Cynthia Trenshaw

Cynthia Trenshaw: Serving in the Margins of Society

By Emma Vinton

“For 20 years, my workplaces have been one city’s infamous slums and another city’s hospital corridors and emergency room cubicles.”

This is the prologue of Cynthia Thomas Trenshaw’s book, Meeting in the Margins: An Invitation to Encounter Society’s Invisible People. Published last October, the book tells a series of stories of Trenshaw’s work serving the sick, suffering, impaired, and homeless. She does not use the term “the poor;” rather, she says, she works with “the marginalized.”

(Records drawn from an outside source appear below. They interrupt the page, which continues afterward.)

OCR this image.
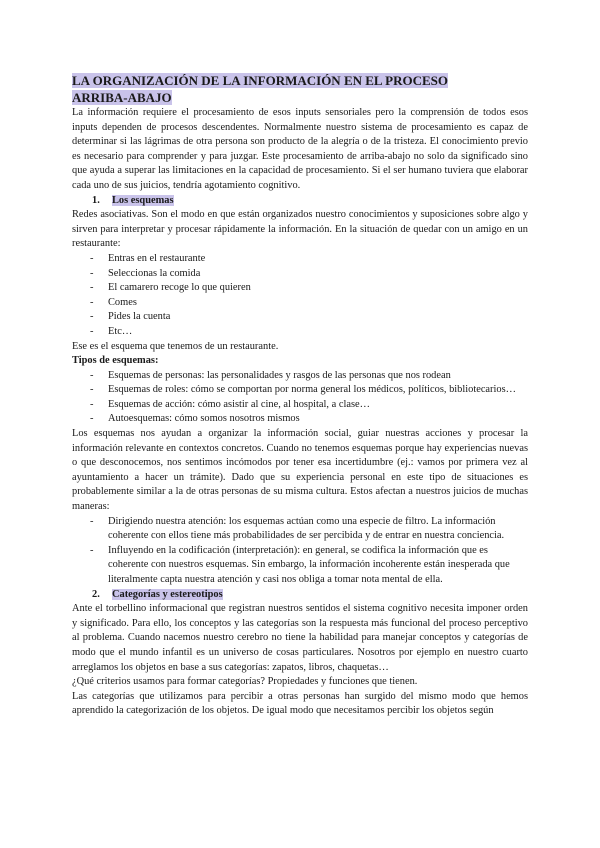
LA ORGANIZACIÓN DE LA INFORMACIÓN EN EL PROCESO
ARRIBA-ABAJO

La información requiere el procesamiento de esos inputs sensoriales pero la comprensión de todos esos inputs dependen de procesos descendentes. Normalmente nuestro sistema de procesamiento es capaz de determinar si las lágrimas de otra persona son producto de la alegría o de la tristeza. El conocimiento previo es necesario para comprender y para juzgar. Este procesamiento de arriba-abajo no solo da significado sino que ayuda a superar las limitaciones en la capacidad de procesamiento. Si el ser humano tuviera que elaborar cada uno de sus juicios, tendría agotamiento cognitivo.

1. Los esquemas

Redes asociativas. Son el modo en que están organizados nuestro conocimientos y suposiciones sobre algo y sirven para interpretar y procesar rápidamente la información. En la situación de quedar con un amigo en un restaurante:

- Entras en el restaurante
- Seleccionas la comida
- El camarero recoge lo que quieren
- Comes
- Pides la cuenta
- Etc…

Ese es el esquema que tenemos de un restaurante.

Tipos de esquemas:
- Esquemas de personas: las personalidades y rasgos de las personas que nos rodean
- Esquemas de roles: cómo se comportan por norma general los médicos, políticos, bibliotecarios…
- Esquemas de acción: cómo asistir al cine, al hospital, a clase…
- Autoesquemas: cómo somos nosotros mismos

Los esquemas nos ayudan a organizar la información social, guiar nuestras acciones y procesar la información relevante en contextos concretos. Cuando no tenemos esquemas porque hay experiencias nuevas o que desconocemos, nos sentimos incómodos por tener esa incertidumbre (ej.: vamos por primera vez al ayuntamiento a hacer un trámite). Dado que su experiencia personal en este tipo de situaciones es probablemente similar a la de otras personas de su misma cultura. Estos afectan a nuestros juicios de muchas maneras:

- Dirigiendo nuestra atención: los esquemas actúan como una especie de filtro. La información coherente con ellos tiene más probabilidades de ser percibida y de entrar en nuestra conciencia.
- Influyendo en la codificación (interpretación): en general, se codifica la información que es coherente con nuestros esquemas. Sin embargo, la información incoherente están inesperada que literalmente capta nuestra atención y casi nos obliga a tomar nota mental de ella.
2. Categorías y estereotipos

Ante el torbellino informacional que registran nuestros sentidos el sistema cognitivo necesita imponer orden y significado. Para ello, los conceptos y las categorías son la respuesta más funcional del proceso perceptivo al problema. Cuando nacemos nuestro cerebro no tiene la habilidad para manejar conceptos y categorías de modo que el mundo infantil es un universo de cosas particulares. Nosotros por ejemplo en nuestro cuarto arreglamos los objetos en base a sus categorías: zapatos, libros, chaquetas…

¿Qué criterios usamos para formar categorías? Propiedades y funciones que tienen.

Las categorías que utilizamos para percibir a otras personas han surgido del mismo modo que hemos aprendido la categorización de los objetos. De igual modo que necesitamos percibir los objetos según
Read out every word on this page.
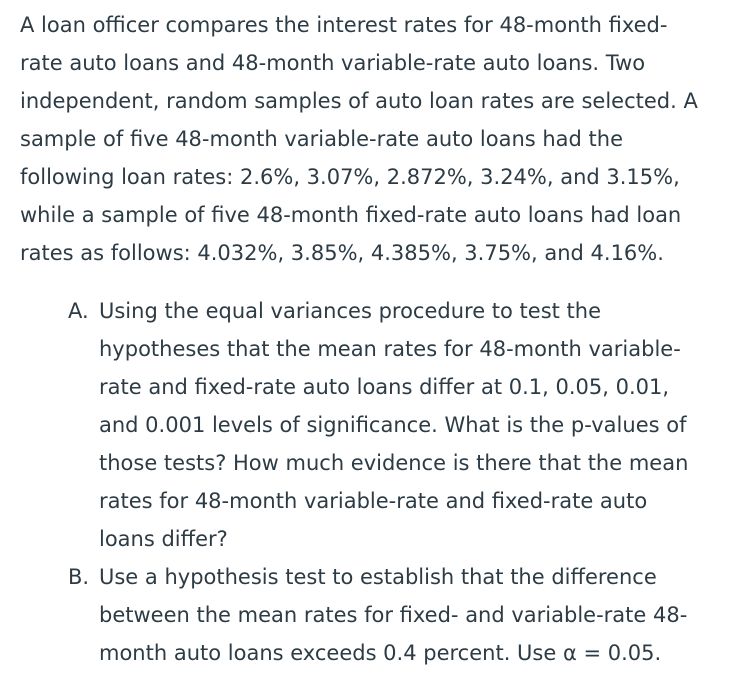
A loan officer compares the interest rates for 48-month fixed-
rate auto loans and 48-month variable-rate auto loans. Two
independent, random samples of auto loan rates are selected. A
sample of five 48-month variable-rate auto loans had the
following loan rates: 2.6%, 3.07%, 2.872%, 3.24%, and 3.15%,
while a sample of five 48-month fixed-rate auto loans had loan
rates as follows: 4.032%, 3.85%, 4.385%, 3.75%, and 4.16%.

A. Using the equal variances procedure to test the
hypotheses that the mean rates for 48-month variable-
rate and fixed-rate auto loans differ at 0.1, 0.05, 0.01,
and 0.001 levels of significance. What is the p-values of
those tests? How much evidence is there that the mean
rates for 48-month variable-rate and fixed-rate auto
loans differ?
B. Use a hypothesis test to establish that the difference
between the mean rates for fixed- and variable-rate 48-
month auto loans exceeds 0.4 percent. Use α = 0.05.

Trenshaw studied at Hillsdale College from 1960 to 1961. She married Joe Trenshaw, ’63, the summer after her freshman year. The couple initially moved away because they could not afford Hillsdale, but soon returned because they missed the community. Trenshaw says that, through odd jobs and frugality, Joe was able to finish his bachelor’s degree.

Not until nearly 30 years later —just before turning 50—did Cynthia gain her own bachelor’s degree at Aquinas College in Grand Rapids, Michigan. She then earned a master’s degree at the Jesuit School of Theology at Berkeley. At this time, Trenshaw says, her work in the margins of society began.

She worked as a hospital chaplain during her undergraduate years in Grand Rapids, where she spent time with people of all ages, from young boys in a mental hospital to patients in a 200-bed nursing home. “I found that I loved working with people who were dying, and who were in crisis in the emergency room,” Trenshaw recalls. “All of those people are marginalized because our culture does not want to see them.”

When in California, Trenshaw became involved in offering massage therapy to those living on the streets of San Francisco. “That’s where the marginalized people took over my life,” she said.

Trenshaw says that, in order to tell the stories of the marginalized, she had to put herself in the story, which she was reluctant to do. When she finally gave in to the voice of the book and let the story emerge organically, she was able to write and publish it in two years.

One part of her book—titled “Gloria”— describes Trenshaw’s encounter with a woman on the streets of San Francisco. Trenshaw vividly describes the woman, the foot massage that she provided, and the reciprocality of the experience. Her book is filled with similar stories and vignettes, and what she learned from more than 20 years of working in the margins.

“I receive as much if not more than the people that I was with,” Trenshaw said. “I learned simply to go and be present to others, and not to think that I can or should change anything.”

Trenshaw currently resides in “gray and rainy Whidbey Island” Washington, as she describes her home, and she works as guardian ad litem for three counties in the state.

She hopes that her book will be read by human services students, church groups, and discussion groups that want a challenging read. Trenshaw says that, like writing the book, her work offered similar challenges. “It takes humility to be with people who are exactly like me but in different circumstances,” she said.

Through her experiences, Trenshaw wants others to learn to see “the invisible people of the margins. The first thing is to have the courage to notice,” she says. “If everyone were willing to see the marginalized, there wouldn’t be margins. Once we take the risk to see, to stand and be with as a peer, as the same human stuff, we can hear their story. Hear your story.”